# Mobile Pre USB Setup?



## pbc (Sep 3, 2007)

Is there a thread similar to the Soundblaster USB card thread that discusses how to go about connecting the Mobile Pre with a Dayton EMM6 mic or ECM8000?

I.e., what adaptors/connections are needed, what to turn on/off in the software, etc.?


----------



## JohnM (Apr 11, 2006)

There are a number of threads on the mobile pre, just search for "mobilepre".


----------



## Wayne A. Pflughaupt (Apr 13, 2006)

For connections, see the last picture diagram in this thread. Adapters are also covered in the thread as well.

Regards,
Wayne


----------



## pbc (Sep 3, 2007)

I was using the soundcard from my laptop previously, so have most of the RCA cables (and stereo mini plug adaptors which don't appear to be needed anymore), and have a long XLR cable for the mic.

Do I essentially just need two of these now to create the loopback?

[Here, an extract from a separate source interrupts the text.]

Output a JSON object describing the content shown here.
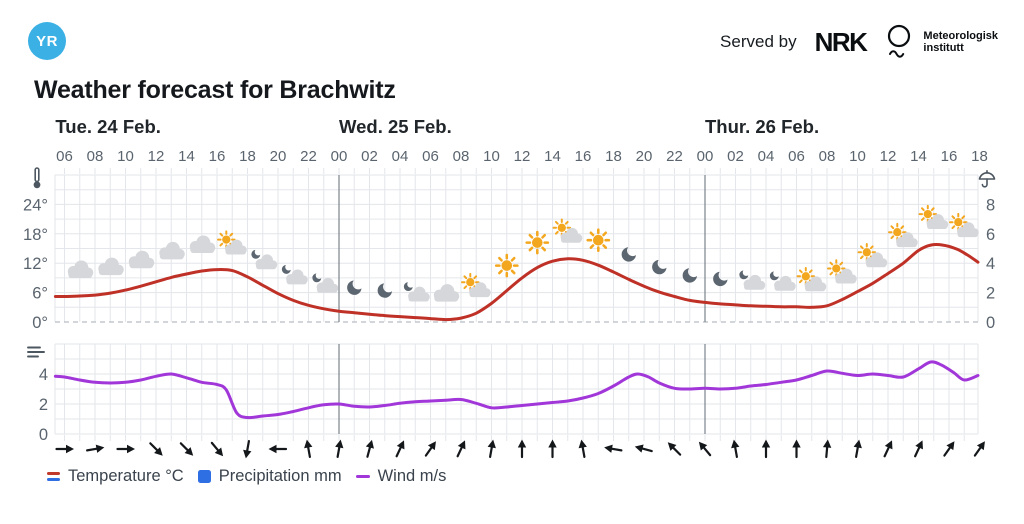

http://www.parts-express.com//pe/showdetl.cfm?&Partnumber=090-285

Hopefully circuit city or someone in Canada has these.


----------



## Wayne A. Pflughaupt (Apr 13, 2006)

Yes, that will be the adapter to get a loopback connection.

Regards,
Wayne


----------



## pbc (Sep 3, 2007)

Wow, at Circuit City (who took over for Radio Shack here in Canada), those mono plugs at $7.99 each! Ouch!


----------



## pbc (Sep 3, 2007)

Now that I have the 1/4" adaptors, do I mute the Monitor Mix and Input level sliders of the mobilepre?


----------



## pbc (Sep 3, 2007)

Okay, muted the Monitor Mix and left input and left input gain and output volume as is. Hooked up the 1/4" plugs into the Ch2 in and out on the back of the card, and came up with this ... good to go I assume?


----------



## JohnM (Apr 11, 2006)

Yup, looks fine


----------



## pbc (Sep 3, 2007)

Don't know why this is, but it never fails, every single time I go back to try and use REW I run into "line too low" issues, or can't seem to recalibrate the sound card properly. I must be a moron because I could swear I'm doing the same things and yet run into issues.

In any event, here is a current mic calibration file I just ran, looks wrong. No idea what to do at this point?


----------



## pbc (Sep 3, 2007)

A couple questions. In the sound control panel, there is a "Playback" and "Recording" tab. Each of these tabs has a "Line 1/2" option for the M-Audio device. 

When calibrating the sound card, should the levels for either of these be on mute?

Post calibrating the sound card, should the levels for either of these be on mute?


----------



## pbc (Sep 3, 2007)

Here is the Preferences tab while running a mic calibration...


----------



## JohnM (Apr 11, 2006)

pbc said:


> In the sound control panel, there is a "Playback" and "Recording" tab. Each of these tabs has a "Line 1/2" option for the M-Audio device.
> 
> When calibrating the sound card, should the levels for either of these be on mute?
> 
> Post calibrating the sound card, should the levels for either of these be on mute?


Always mute Line In on the playback tab, otherwise the signal at line in is being fed straight back to the output, causing a feedback loop.


----------



## pbc (Sep 3, 2007)

Hi John,

There doesn't appear to be a "line in" and "line out" on teh Playback tab, just a single "Line 1/2". If I mute that, no sound goes into the AVR?


----------



## pbc (Sep 3, 2007)

BTW, that funny sound card calibration was caused by my having the EMM-6 plugged into the M-Audio device. Once removed, the calibration seemed to work fine...


----------



## JohnM (Apr 11, 2006)

"Line 1/2" on that screen just refers to the soundcard, so that should not be muted.


----------



## pbc (Sep 3, 2007)

Not sure what else to mute as Line 1/2 is all that shows up in the Playback options?


----------



## pbc (Sep 3, 2007)

There is an input gain and output volume available in the MobilePre tab but don't believe those should be muted.


----------



## JohnM (Apr 11, 2006)

You said you got a good soundcard calibration, right? In that case you are good to go, no need to hunt around for things to mute


----------



## Cizonor (May 15, 2011)

Great discussion guys. Answered more than a few questions I had.


----------